Saturday, February 10, 2018

Me and my (shadow) notebook

We're getting good at keeping track of time, my little black notebook and I. 
  • Yes, it took me 7 hours to do that administrative task. It takes what it takes, but the thing is, I can't feel despairing because I wasted the day. It's not wasted. It has to be done. My notebook tells me how I spent that day when I'm beating myself up mentally about not writing more.
  • Receiving a long, detailed, multi-part email about non-urgent minutiae? How long will it take to read and respond? My notebook tells me. It's a number, that, anonymized, averages out to  "too long." Bottom of the reply list for it.
  • I send an email that doesn't receive a response but receive more non-urgent minutia-driven emails. Do I hasten to reply? I see from my notebook that this was discussed already with the person sending the email. I let the email sit for a while.
  • Meeting that's supposed to take two hours and we're only 2/3 of the way through the agenda? Unless the president or provost has convened it, I'm leaving at the end of two hours. This is the 70% rule that xykademiqz and gwinne have talked about.
  • Document, document, document those progressive emails.
    • X writes to say "I need you to break this rule for me" sent to someone not me. I reply to the person who forwarded it saying when X contacts me, I'll respond.
    • X writes to someone not me to say, "hey, could you get on this right now? Time's a-wastin' here!" Same answer. When X contacts me, though, I'm ready with a reply.
  •  The To Do List is in the little black notebook as well as in the spreadsheet. It's more satisfying to cross things off in pen than in a spreadsheet.
  • The spreadsheet only tells me when I didn't meet a goal (as in Paul Silva's How to Write a Lot) or how many words I wrote. The notebook tells me that I didn't get home until 9:15 p.m., which puts a little different spin on what looks like a wasted writing day though it was a useful campus one.
  • Because it also holds some drafts and bibliographies all in one place, I can tell when I've added something to a main document: the transferred material has a line through it.
  • In the notebook, I can trick myself into writing with pen and paper sometimes when the computer holds too many other distractions (grading, etc.), as Dame Eleanor talks about. 
  • And every day when writing happens, there's the number of words, circled, at the top of the page. Pasting or stamping gold stars to the page might be a step too far, but I don't need them anyway. The circled numbers are enough.

4 comments:

gwinne said...

This made me all kinds of happy.

I'd love to hear more about what you're recording in this notebook. I should also pay more attention to time devoted to different sorts of emails...
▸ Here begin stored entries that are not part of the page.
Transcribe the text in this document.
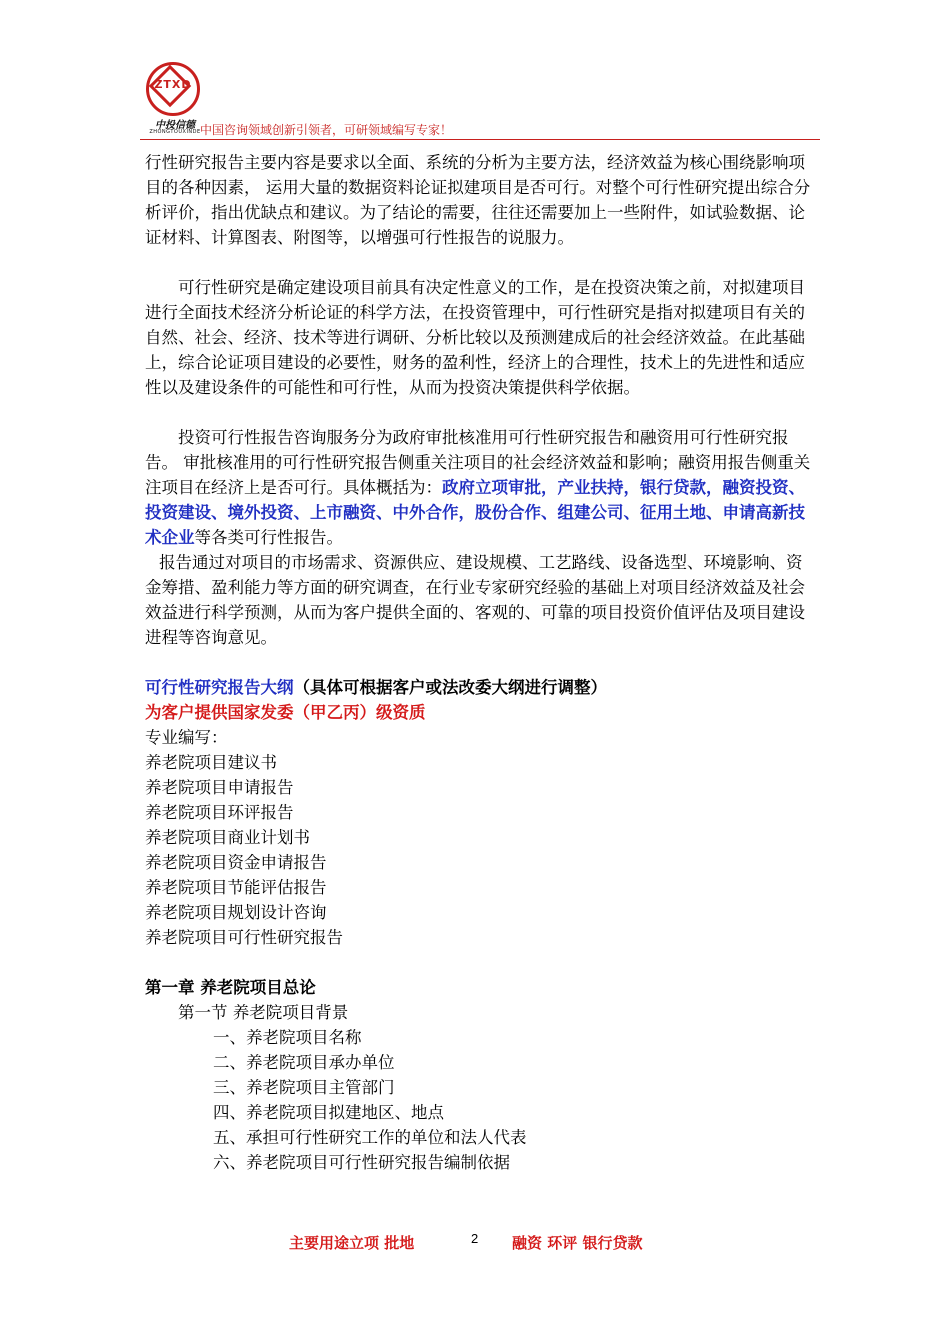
ZTXD
中投信德
ZHONGTOUXINDE 中国咨询领域创新引领者，可研领域编写专家！

行性研究报告主要内容是要求以全面、系统的分析为主要方法，经济效益为核心围绕影响项目的各种因素， 运用大量的数据资料论证拟建项目是否可行。对整个可行性研究提出综合分析评价，指出优缺点和建议。为了结论的需要，往往还需要加上一些附件，如试验数据、论证材料、计算图表、附图等，以增强可行性报告的说服力。

可行性研究是确定建设项目前具有决定性意义的工作，是在投资决策之前，对拟建项目进行全面技术经济分析论证的科学方法，在投资管理中，可行性研究是指对拟建项目有关的自然、社会、经济、技术等进行调研、分析比较以及预测建成后的社会经济效益。在此基础上，综合论证项目建设的必要性，财务的盈利性，经济上的合理性，技术上的先进性和适应性以及建设条件的可能性和可行性，从而为投资决策提供科学依据。

投资可行性报告咨询服务分为政府审批核准用可行性研究报告和融资用可行性研究报告。 审批核准用的可行性研究报告侧重关注项目的社会经济效益和影响；融资用报告侧重关注项目在经济上是否可行。具体概括为：政府立项审批，产业扶持，银行贷款，融资投资、投资建设、境外投资、上市融资、中外合作，股份合作、组建公司、征用土地、申请高新技术企业等各类可行性报告。

报告通过对项目的市场需求、资源供应、建设规模、工艺路线、设备选型、环境影响、资金筹措、盈利能力等方面的研究调查，在行业专家研究经验的基础上对项目经济效益及社会效益进行科学预测，从而为客户提供全面的、客观的、可靠的项目投资价值评估及项目建设进程等咨询意见。

可行性研究报告大纲（具体可根据客户或法改委大纲进行调整）

为客户提供国家发委（甲乙丙）级资质

专业编写：

养老院项目建议书

养老院项目申请报告

养老院项目环评报告

养老院项目商业计划书

养老院项目资金申请报告

养老院项目节能评估报告

养老院项目规划设计咨询

养老院项目可行性研究报告

第一章 养老院项目总论

第一节 养老院项目背景

一、养老院项目名称

二、养老院项目承办单位

三、养老院项目主管部门

四、养老院项目拟建地区、地点

五、承担可行性研究工作的单位和法人代表

六、养老院项目可行性研究报告编制依据

主要用途立项 批地	2 融资 环评 银行贷款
I need to come up with about five hours to finish grading a stack of papers...before noon on Monday. Not too likely at this point.

JaneB said...

My written big group has weekly stickers. My little black diary (where I time track) definitely benefits from weeklyvstickers!

JaneB said...

My REAL LIFE WRITING GROUP - dear heavens my phone autocorrect....

undine said...

gwinne, I used to keep a separate time and tasks notebook on a steno pad and "save" the black notebook for writing, but that moment of anxiety about sullying the black notebook with anything other than Real Writing meant that it didn't get much use. Now everything goes in the black notebook--time spent doing things, writing, lists, ideas, drafts of bibliographies, etc. The only downside--or is it a downside?--is that I feel as though I can't work without logging it in the book. I guess that isn't a downside.

JaneB, the stickers sound wonderful! If I had an in-person writing group, I might try those.